Logically, a line reformat operation would be inserted in this location. Remember, if the reformat operation modifies the line numbers the "Comment." and "Literal." indices will have to be updated.

Other

The program currently does not handle a comment between the function's name and the opening parenthesis. To do so reference Comment.i._Str. and Comment.i._End. and see if one of the comments fills the space.

Subroutine Discussions

GenericError

CodeAnalyzer incorporates the subroutine GenericError. This routine provides the programmer information in the event of failures. In addition to line number of failure, CONDITION: SYNTAX:, INSTRUCTION:, SIGNAL:, DESCRIPTION: and STATUS:, it gives the current value of strings and the subroutine history to the point of failure. I find these last two details very helpful in debugging code.

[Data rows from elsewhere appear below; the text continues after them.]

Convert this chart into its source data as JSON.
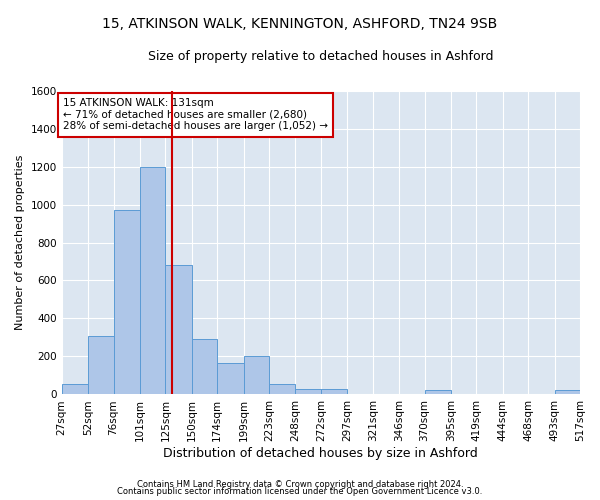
{
  "title1": "15, ATKINSON WALK, KENNINGTON, ASHFORD, TN24 9SB",
  "title2": "Size of property relative to detached houses in Ashford",
  "xlabel": "Distribution of detached houses by size in Ashford",
  "ylabel": "Number of detached properties",
  "footer1": "Contains HM Land Registry data © Crown copyright and database right 2024.",
  "footer2": "Contains public sector information licensed under the Open Government Licence v3.0.",
  "annotation_line1": "15 ATKINSON WALK: 131sqm",
  "annotation_line2": "← 71% of detached houses are smaller (2,680)",
  "annotation_line3": "28% of semi-detached houses are larger (1,052) →",
  "vline_x": 131,
  "bin_edges": [
    27,
    52,
    76,
    101,
    125,
    150,
    174,
    199,
    223,
    248,
    272,
    297,
    321,
    346,
    370,
    395,
    419,
    444,
    468,
    493,
    517
  ],
  "bar_heights": [
    55,
    310,
    970,
    1200,
    680,
    290,
    165,
    200,
    55,
    30,
    30,
    0,
    0,
    0,
    25,
    0,
    0,
    0,
    0,
    25
  ],
  "bar_color": "#aec6e8",
  "bar_edge_color": "#5b9bd5",
  "vline_color": "#cc0000",
  "plot_bg_color": "#dce6f1",
  "fig_bg_color": "#ffffff",
  "ylim": [
    0,
    1600
  ],
  "yticks": [
    0,
    200,
    400,
    600,
    800,
    1000,
    1200,
    1400,
    1600
  ],
  "grid_color": "#ffffff",
  "annotation_box_edgecolor": "#cc0000",
  "title1_fontsize": 10,
  "title2_fontsize": 9,
  "xlabel_fontsize": 9,
  "ylabel_fontsize": 8,
  "tick_fontsize": 7.5,
  "footer_fontsize": 6,
  "annotation_fontsize": 7.5
}
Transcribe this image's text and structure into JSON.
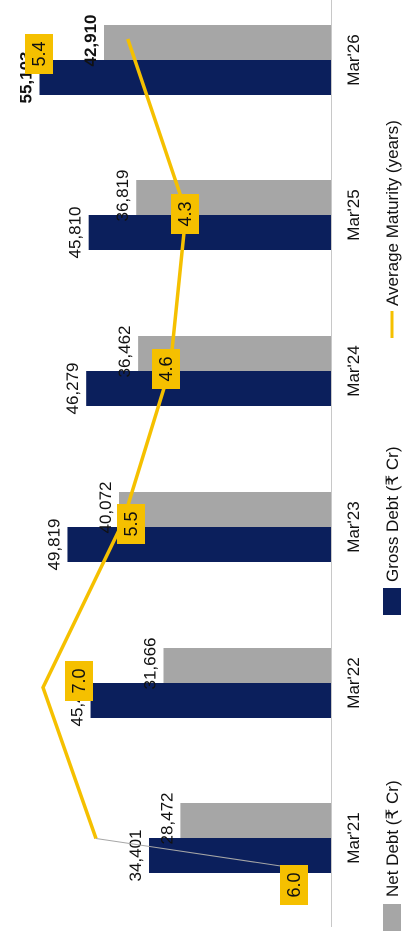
{
  "chart_data": {
    "type": "bar",
    "orientation": "rotated-90",
    "categories": [
      "Mar'21",
      "Mar'22",
      "Mar'23",
      "Mar'24",
      "Mar'25",
      "Mar'26"
    ],
    "series": [
      {
        "name": "Net Debt (₹ Cr)",
        "type": "bar",
        "color": "#a6a6a6",
        "values": [
          28472,
          31666,
          40072,
          36462,
          36819,
          42910
        ],
        "labels": [
          "28,472",
          "31,666",
          "40,072",
          "36,462",
          "36,819",
          "42,910"
        ]
      },
      {
        "name": "Gross Debt (₹ Cr)",
        "type": "bar",
        "color": "#0b1f5c",
        "values": [
          34401,
          45453,
          49819,
          46279,
          45810,
          55103
        ],
        "labels": [
          "34,401",
          "45,453",
          "49,819",
          "46,279",
          "45,810",
          "55,103"
        ]
      },
      {
        "name": "Average Maturity (years)",
        "type": "line",
        "color": "#f5c000",
        "values": [
          6.0,
          7.0,
          5.5,
          4.6,
          4.3,
          5.4
        ],
        "labels": [
          "6.0",
          "7.0",
          "5.5",
          "4.6",
          "4.3",
          "5.4"
        ]
      }
    ],
    "bold_labels": [
      "55,103",
      "42,910"
    ],
    "legend_position": "bottom",
    "grid": false
  }
}
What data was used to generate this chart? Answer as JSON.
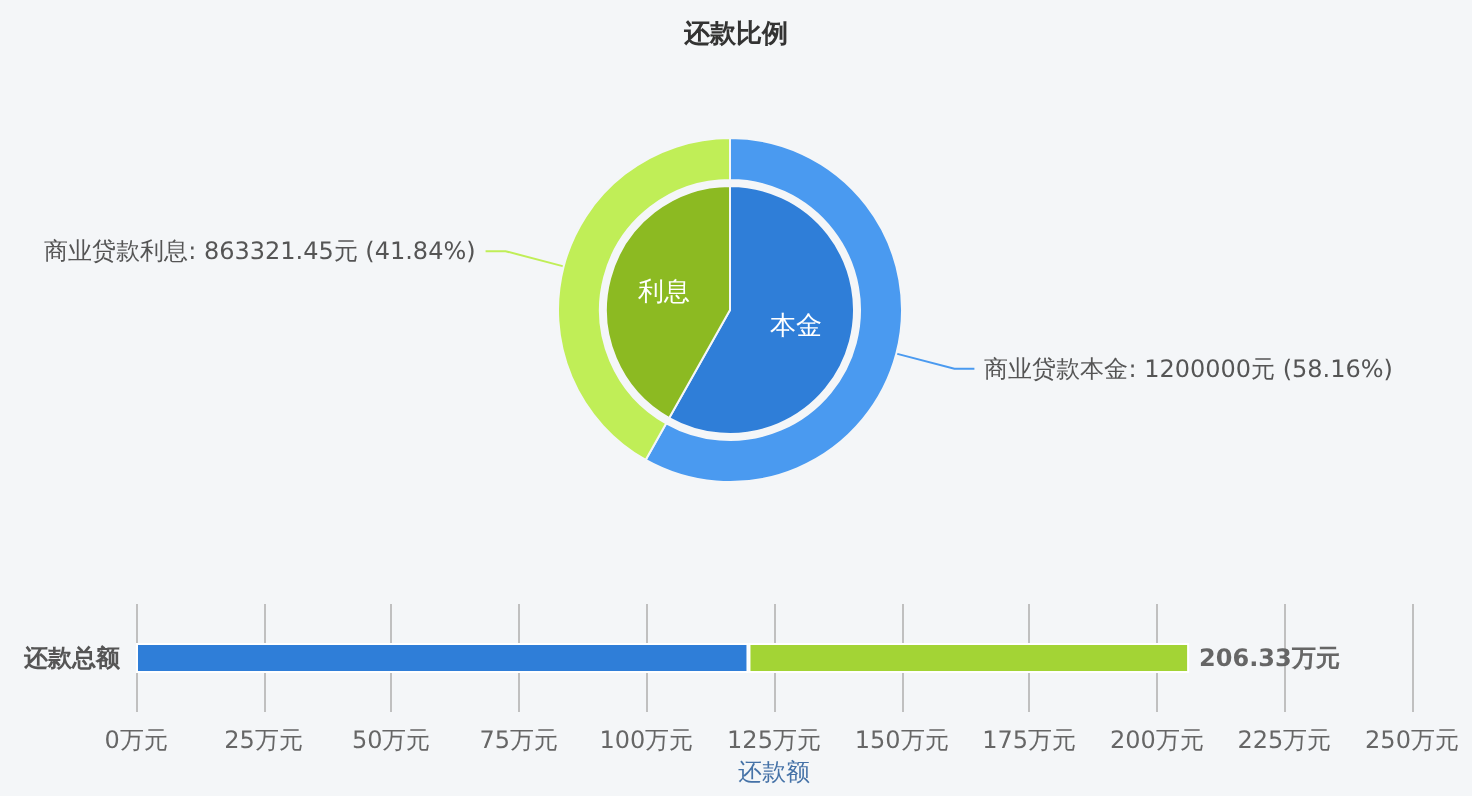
{
  "chart_data": [
    {
      "type": "donut",
      "title": "还款比例",
      "categories": [
        "本金",
        "利息"
      ],
      "legend": false,
      "series": [
        {
          "colors": [
            "#4a9af0",
            "#c0ee57"
          ],
          "values": [
            1200000,
            863321.45
          ],
          "value_labels": [
            "商业贷款本金: 1200000元 (58.16%)",
            "商业贷款利息: 863321.45元 (41.84%)"
          ]
        },
        {
          "colors": [
            "#2f7ed8",
            "#8cba22"
          ],
          "values": [
            58.16,
            41.84
          ]
        }
      ]
    },
    {
      "type": "bar",
      "orientation": "horizontal",
      "stacked": true,
      "categories": [
        "还款总额"
      ],
      "xlabel": "还款额",
      "xlim": [
        0,
        250
      ],
      "xticks": [
        {
          "value": 0,
          "label": "0万元"
        },
        {
          "value": 25,
          "label": "25万元"
        },
        {
          "value": 50,
          "label": "50万元"
        },
        {
          "value": 75,
          "label": "75万元"
        },
        {
          "value": 100,
          "label": "100万元"
        },
        {
          "value": 125,
          "label": "125万元"
        },
        {
          "value": 150,
          "label": "150万元"
        },
        {
          "value": 175,
          "label": "175万元"
        },
        {
          "value": 200,
          "label": "200万元"
        },
        {
          "value": 225,
          "label": "225万元"
        },
        {
          "value": 250,
          "label": "250万元"
        }
      ],
      "grid": "x",
      "legend": false,
      "totals": [
        "206.33万元"
      ],
      "series": [
        {
          "color": "#2f7ed8",
          "values": [
            120
          ]
        },
        {
          "color": "#a3d435",
          "values": [
            86.33
          ]
        }
      ]
    }
  ]
}
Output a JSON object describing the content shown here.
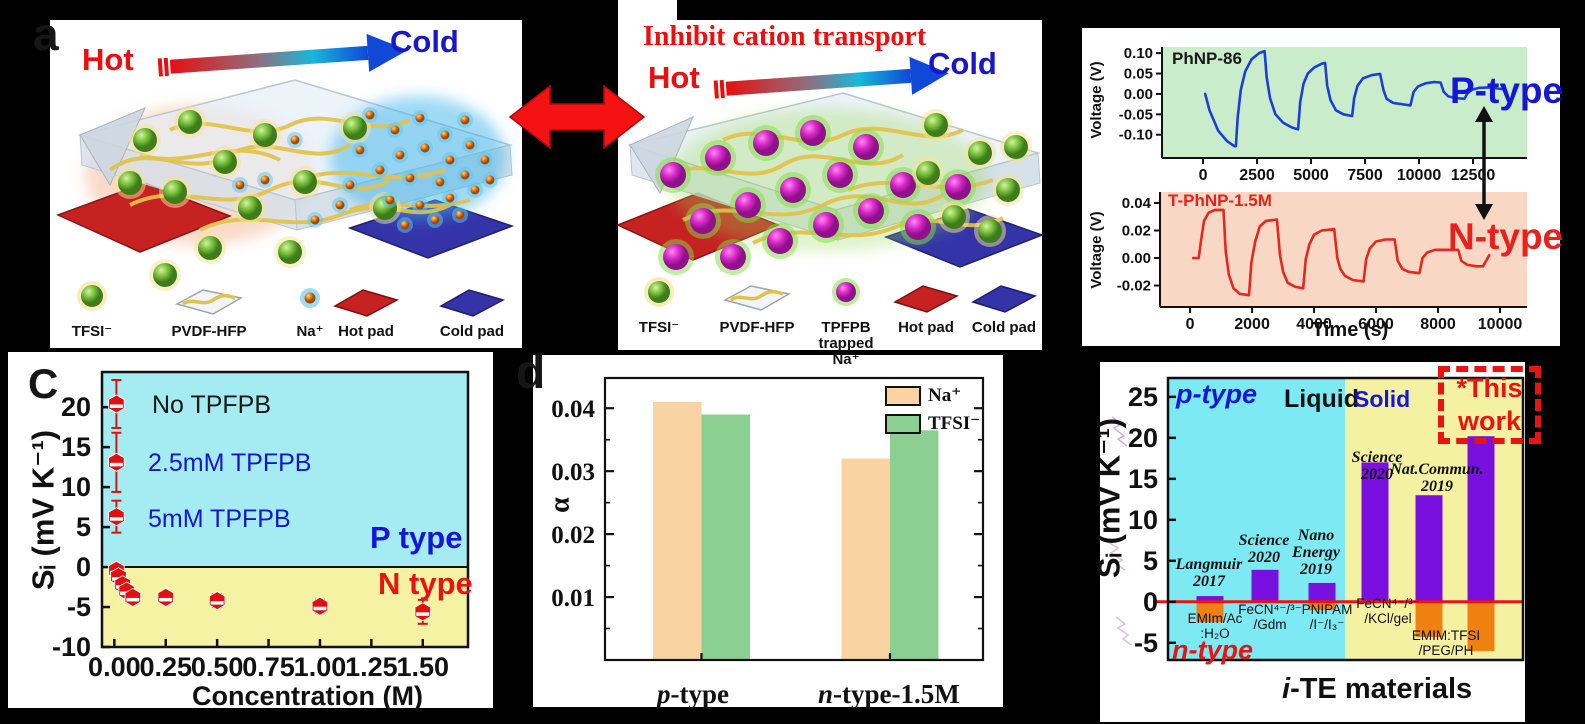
{
  "panel_a": {
    "label": "a",
    "hot": "Hot",
    "cold": "Cold",
    "legend": [
      {
        "label": "TFSI⁻"
      },
      {
        "label": "PVDF-HFP"
      },
      {
        "label": "Na⁺"
      },
      {
        "label": "Hot pad"
      },
      {
        "label": "Cold pad"
      }
    ]
  },
  "panel_b": {
    "title": "Inhibit cation transport",
    "hot": "Hot",
    "cold": "Cold",
    "legend": [
      {
        "label": "TFSI⁻"
      },
      {
        "label": "PVDF-HFP"
      },
      {
        "label": "TPFPB trapped\nNa⁺"
      },
      {
        "label": "Hot pad"
      },
      {
        "label": "Cold pad"
      }
    ]
  },
  "chart_data": [
    {
      "id": "voltage-p-type",
      "type": "line",
      "title": "PhNP-86",
      "annotation": "P-type",
      "ylabel": "Voltage (V)",
      "xlabel": "",
      "bg_color": "#c9ecca",
      "line_color": "#1a3fd8",
      "title_color": "#1a1a1a",
      "annotation_color": "#1515dc",
      "xlim": [
        -1900,
        15000
      ],
      "ylim": [
        -0.157,
        0.115
      ],
      "yticks": [
        {
          "v": 0.1,
          "label": "0.10"
        },
        {
          "v": 0.05,
          "label": "0.05"
        },
        {
          "v": 0.0,
          "label": "0.00"
        },
        {
          "v": -0.05,
          "label": "-0.05"
        },
        {
          "v": -0.1,
          "label": "-0.10"
        }
      ],
      "xticks": [
        {
          "v": 0,
          "label": "0"
        },
        {
          "v": 2500,
          "label": "2500"
        },
        {
          "v": 5000,
          "label": "5000"
        },
        {
          "v": 7500,
          "label": "7500"
        },
        {
          "v": 10000,
          "label": "10000"
        },
        {
          "v": 12500,
          "label": "12500"
        }
      ],
      "series": [
        {
          "name": "PhNP-86",
          "points": [
            [
              100,
              0
            ],
            [
              300,
              -0.04
            ],
            [
              700,
              -0.09
            ],
            [
              1100,
              -0.115
            ],
            [
              1450,
              -0.128
            ],
            [
              1520,
              -0.128
            ],
            [
              1600,
              -0.06
            ],
            [
              1750,
              0.01
            ],
            [
              1950,
              0.055
            ],
            [
              2250,
              0.085
            ],
            [
              2600,
              0.1
            ],
            [
              2850,
              0.105
            ],
            [
              2950,
              0.04
            ],
            [
              3100,
              -0.01
            ],
            [
              3350,
              -0.05
            ],
            [
              3700,
              -0.07
            ],
            [
              4100,
              -0.082
            ],
            [
              4400,
              -0.087
            ],
            [
              4500,
              -0.02
            ],
            [
              4650,
              0.025
            ],
            [
              4850,
              0.05
            ],
            [
              5150,
              0.065
            ],
            [
              5500,
              0.074
            ],
            [
              5650,
              0.076
            ],
            [
              5750,
              0.02
            ],
            [
              5900,
              -0.015
            ],
            [
              6150,
              -0.04
            ],
            [
              6500,
              -0.05
            ],
            [
              6900,
              -0.054
            ],
            [
              7000,
              -0.01
            ],
            [
              7150,
              0.02
            ],
            [
              7400,
              0.038
            ],
            [
              7800,
              0.046
            ],
            [
              8200,
              0.049
            ],
            [
              8350,
              0.01
            ],
            [
              8500,
              -0.012
            ],
            [
              8800,
              -0.022
            ],
            [
              9300,
              -0.026
            ],
            [
              9600,
              -0.028
            ],
            [
              9750,
              0.005
            ],
            [
              9950,
              0.018
            ],
            [
              10300,
              0.026
            ],
            [
              10700,
              0.029
            ],
            [
              11000,
              0.028
            ],
            [
              11150,
              0.005
            ],
            [
              11350,
              -0.006
            ],
            [
              11700,
              -0.01
            ],
            [
              12100,
              -0.012
            ],
            [
              12250,
              0.002
            ],
            [
              12450,
              0.01
            ],
            [
              12800,
              0.015
            ],
            [
              13300,
              0.016
            ],
            [
              13800,
              0.012
            ]
          ]
        }
      ]
    },
    {
      "id": "voltage-n-type",
      "type": "line",
      "title": "T-PhNP-1.5M",
      "annotation": "N-type",
      "ylabel": "Voltage (V)",
      "xlabel": "Time (s)",
      "bg_color": "#f8d7c4",
      "line_color": "#e8271c",
      "title_color": "#e8221a",
      "annotation_color": "#e8221a",
      "xlim": [
        -970,
        10870
      ],
      "ylim": [
        -0.0356,
        0.048
      ],
      "yticks": [
        {
          "v": 0.04,
          "label": "0.04"
        },
        {
          "v": 0.02,
          "label": "0.02"
        },
        {
          "v": 0.0,
          "label": "0.00"
        },
        {
          "v": -0.02,
          "label": "-0.02"
        }
      ],
      "xticks": [
        {
          "v": 0,
          "label": "0"
        },
        {
          "v": 2000,
          "label": "2000"
        },
        {
          "v": 4000,
          "label": "4000"
        },
        {
          "v": 6000,
          "label": "6000"
        },
        {
          "v": 8000,
          "label": "8000"
        },
        {
          "v": 10000,
          "label": "10000"
        }
      ],
      "series": [
        {
          "name": "T-PhNP-1.5M",
          "points": [
            [
              100,
              0
            ],
            [
              280,
              0
            ],
            [
              350,
              0.012
            ],
            [
              450,
              0.027
            ],
            [
              600,
              0.033
            ],
            [
              800,
              0.035
            ],
            [
              1080,
              0.035
            ],
            [
              1150,
              0.005
            ],
            [
              1250,
              -0.012
            ],
            [
              1400,
              -0.022
            ],
            [
              1600,
              -0.026
            ],
            [
              1900,
              -0.027
            ],
            [
              1980,
              -0.003
            ],
            [
              2100,
              0.012
            ],
            [
              2250,
              0.023
            ],
            [
              2450,
              0.027
            ],
            [
              2800,
              0.028
            ],
            [
              2900,
              0.002
            ],
            [
              3000,
              -0.01
            ],
            [
              3150,
              -0.018
            ],
            [
              3400,
              -0.021
            ],
            [
              3650,
              -0.022
            ],
            [
              3730,
              -0.001
            ],
            [
              3850,
              0.01
            ],
            [
              4000,
              0.017
            ],
            [
              4250,
              0.02
            ],
            [
              4650,
              0.021
            ],
            [
              4750,
              0
            ],
            [
              4850,
              -0.008
            ],
            [
              5000,
              -0.013
            ],
            [
              5250,
              -0.016
            ],
            [
              5600,
              -0.017
            ],
            [
              5680,
              -0.001
            ],
            [
              5800,
              0.007
            ],
            [
              6000,
              0.012
            ],
            [
              6300,
              0.0135
            ],
            [
              6600,
              0.0135
            ],
            [
              6700,
              -0.002
            ],
            [
              6850,
              -0.008
            ],
            [
              7050,
              -0.01
            ],
            [
              7400,
              -0.011
            ],
            [
              7500,
              0
            ],
            [
              7650,
              0.004
            ],
            [
              7900,
              0.006
            ],
            [
              8300,
              0.006
            ],
            [
              8650,
              0.006
            ],
            [
              8750,
              -0.002
            ],
            [
              8950,
              -0.005
            ],
            [
              9250,
              -0.006
            ],
            [
              9450,
              -0.006
            ],
            [
              9550,
              -0.002
            ],
            [
              9650,
              0.002
            ]
          ]
        }
      ]
    },
    {
      "id": "seebeck-vs-concentration",
      "type": "scatter",
      "panel_label": "C",
      "ylabel": "Sᵢ (mV K⁻¹)",
      "xlabel": "Concentration (M)",
      "marker_color": "#e01010",
      "regions": {
        "p_label": "P type",
        "p_color": "#a5ebf2",
        "n_label": "N type",
        "n_color": "#f5f2a3"
      },
      "xlim": [
        -0.06,
        1.72
      ],
      "ylim": [
        -10,
        24.4
      ],
      "yticks": [
        {
          "v": 20,
          "label": "20"
        },
        {
          "v": 15,
          "label": "15"
        },
        {
          "v": 10,
          "label": "10"
        },
        {
          "v": 5,
          "label": "5"
        },
        {
          "v": 0,
          "label": "0"
        },
        {
          "v": -5,
          "label": "-5"
        },
        {
          "v": -10,
          "label": "-10"
        }
      ],
      "xticks": [
        {
          "v": 0,
          "label": "0.00"
        },
        {
          "v": 0.25,
          "label": "0.25"
        },
        {
          "v": 0.5,
          "label": "0.50"
        },
        {
          "v": 0.75,
          "label": "0.75"
        },
        {
          "v": 1.0,
          "label": "1.00"
        },
        {
          "v": 1.25,
          "label": "1.25"
        },
        {
          "v": 1.5,
          "label": "1.50"
        }
      ],
      "annotations": [
        {
          "text": "No TPFPB",
          "color": "#1a1a1a"
        },
        {
          "text": "2.5mM TPFPB",
          "color": "#1515d2"
        },
        {
          "text": "5mM TPFPB",
          "color": "#1515d2"
        }
      ],
      "points": [
        {
          "x": 0.01,
          "y": 20.4,
          "err": 3.0
        },
        {
          "x": 0.01,
          "y": 13.1,
          "err": 3.7
        },
        {
          "x": 0.01,
          "y": 6.3,
          "err": 2.0
        },
        {
          "x": 0.01,
          "y": -0.4,
          "err": 0.5
        },
        {
          "x": 0.02,
          "y": -1.2,
          "err": 0.5
        },
        {
          "x": 0.04,
          "y": -2.2,
          "err": 0.5
        },
        {
          "x": 0.06,
          "y": -3.0,
          "err": 0.6
        },
        {
          "x": 0.09,
          "y": -3.8,
          "err": 0.7
        },
        {
          "x": 0.25,
          "y": -3.8,
          "err": 0.7
        },
        {
          "x": 0.5,
          "y": -4.2,
          "err": 0.8
        },
        {
          "x": 1.0,
          "y": -4.9,
          "err": 0.8
        },
        {
          "x": 1.5,
          "y": -5.6,
          "err": 1.5
        }
      ]
    },
    {
      "id": "ion-transference",
      "type": "bar",
      "panel_label": "d",
      "ylabel": "α",
      "categories": [
        {
          "italic": "p",
          "rest": "-type"
        },
        {
          "italic": "n",
          "rest": "-type-1.5M"
        }
      ],
      "series": [
        {
          "name": "Na⁺",
          "color": "#fad3a2",
          "values": [
            0.041,
            0.032
          ]
        },
        {
          "name": "TFSI⁻",
          "color": "#8ccf92",
          "values": [
            0.039,
            0.0365
          ]
        }
      ],
      "ylim": [
        0,
        0.0448
      ],
      "yticks": [
        {
          "v": 0.01,
          "label": "0.01"
        },
        {
          "v": 0.02,
          "label": "0.02"
        },
        {
          "v": 0.03,
          "label": "0.03"
        },
        {
          "v": 0.04,
          "label": "0.04"
        }
      ],
      "legend_position": "top-right"
    },
    {
      "id": "ite-materials-comparison",
      "type": "bar",
      "ylabel": "Sᵢ (mV K⁻¹)",
      "xlabel_italic": "i",
      "xlabel_rest": "-TE materials",
      "ylim": [
        -7.1,
        27.3
      ],
      "yticks": [
        {
          "v": 25,
          "label": "25"
        },
        {
          "v": 20,
          "label": "20"
        },
        {
          "v": 15,
          "label": "15"
        },
        {
          "v": 10,
          "label": "10"
        },
        {
          "v": 5,
          "label": "5"
        },
        {
          "v": 0,
          "label": "0"
        },
        {
          "v": -5,
          "label": "-5"
        }
      ],
      "zero_line_color": "#e81414",
      "region_labels": {
        "p_type": "p-type",
        "liquid": "Liquid",
        "solid": "Solid",
        "n_type": "n-type"
      },
      "region_colors": {
        "liquid": "#7de9f2",
        "solid": "#f5f1a3"
      },
      "bar_colors": {
        "positive": "#7a10e0",
        "negative": "#f08010"
      },
      "this_work": {
        "line1": "*This",
        "line2": "work"
      },
      "bars": [
        {
          "journal_lines": [
            "Langmuir"
          ],
          "year": "2017",
          "material_lines": [
            "EMIm/Ac",
            ":H₂O"
          ],
          "positive": 0.7,
          "negative": -2.5
        },
        {
          "journal_lines": [
            "Science"
          ],
          "year": "2020",
          "material_lines": [
            "FeCN⁴⁻/³⁻",
            "/Gdm"
          ],
          "positive": 3.9,
          "negative": 0
        },
        {
          "journal_lines": [
            "Nano",
            "Energy"
          ],
          "year": "2019",
          "material_lines": [
            "PNIPAM",
            "/I⁻/I₃⁻"
          ],
          "positive": 2.3,
          "negative": -1.0
        },
        {
          "journal_lines": [
            "Science"
          ],
          "year": "2020",
          "material_lines": [
            "FeCN⁴⁻/³⁻",
            "/KCl/gel"
          ],
          "positive": 17.0,
          "negative": 0
        },
        {
          "journal_lines": [
            "Nat.Commun."
          ],
          "year": "2019",
          "material_lines": [
            "EMIM:TFSI",
            "/PEG/PH"
          ],
          "positive": 13.0,
          "negative": -4.3
        },
        {
          "journal_lines": [],
          "year": "",
          "material_lines": [],
          "positive": 20.2,
          "negative": -6.0,
          "highlight": "this_work"
        }
      ]
    }
  ]
}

Operation of the subroutine is controlled by the variable "GenericErrorQuiet". This variable is set on entry to CodeAnalyzer. For a discussion of other options see the comments in the subroutine.

In order for the subroutine history to be available the variable SUBROUTINEHISTORY is created. On entry to each subroutine the name of the subroutine is prepended to the variable. On leaving the leading word of the variable is removed. When PROCEDURE instructions are used the SUBROUTINEHISTORY variable must be exposed.

A simple illustration of a GenericError output follows. The text in red is the information provided by the subroutine. The cause of the failure in this case was leaving a VisProREXX call in the program when it was not being run under VisProREXX.

Read 3462 lines from source file, D:\source\VisProSource\CodeAnalyzer\CodeAnalyzer.cmd.

Finished finding comments in source.

Finished finding literals in source.

Finished making 2957 logical lines.

Finished finding comments in logical lines.

Finished finding literals in logical lines.

Finished finding labels and directives.

Finished loading table of known functions.

Finished loading table of default conditions.

Finished finding calls to subroutines.

Finished writing function references table.

Finished with the subroutine analyzer.

Analysis of the code: call _VPAppExit /* This will force an exit without opening a panel. */

LIT "_VPAppExit" = _VPAPPEXIT

LIT "This" = THIS

LIT "will" = WILL

LIT "force" = FORCE

LIT "an" = AN

LIT "exit" = EXIT

LIT "without" = WITHOUT

LIT "opening" = OPENING

LIT "a" = A

VAR "panel." = PANEL.

LIT "panel" = PANEL

A serious REXX ERROR has occurred! I do not know what.

Other information for a programmer's use:

The line that generated this error is: 227

" call _VPAppExit /* This will force an exit without opening a panel. */ "

Subroutine history to point of failure, most recent first:

CommandLineExit()

Begin_Program()

Condition: SYNTAX

Instruction: SIGNAL

Description:

Status: OFF

RC: 43 SYS0043: Drive %1 cannot locate a specific area or track on the disk.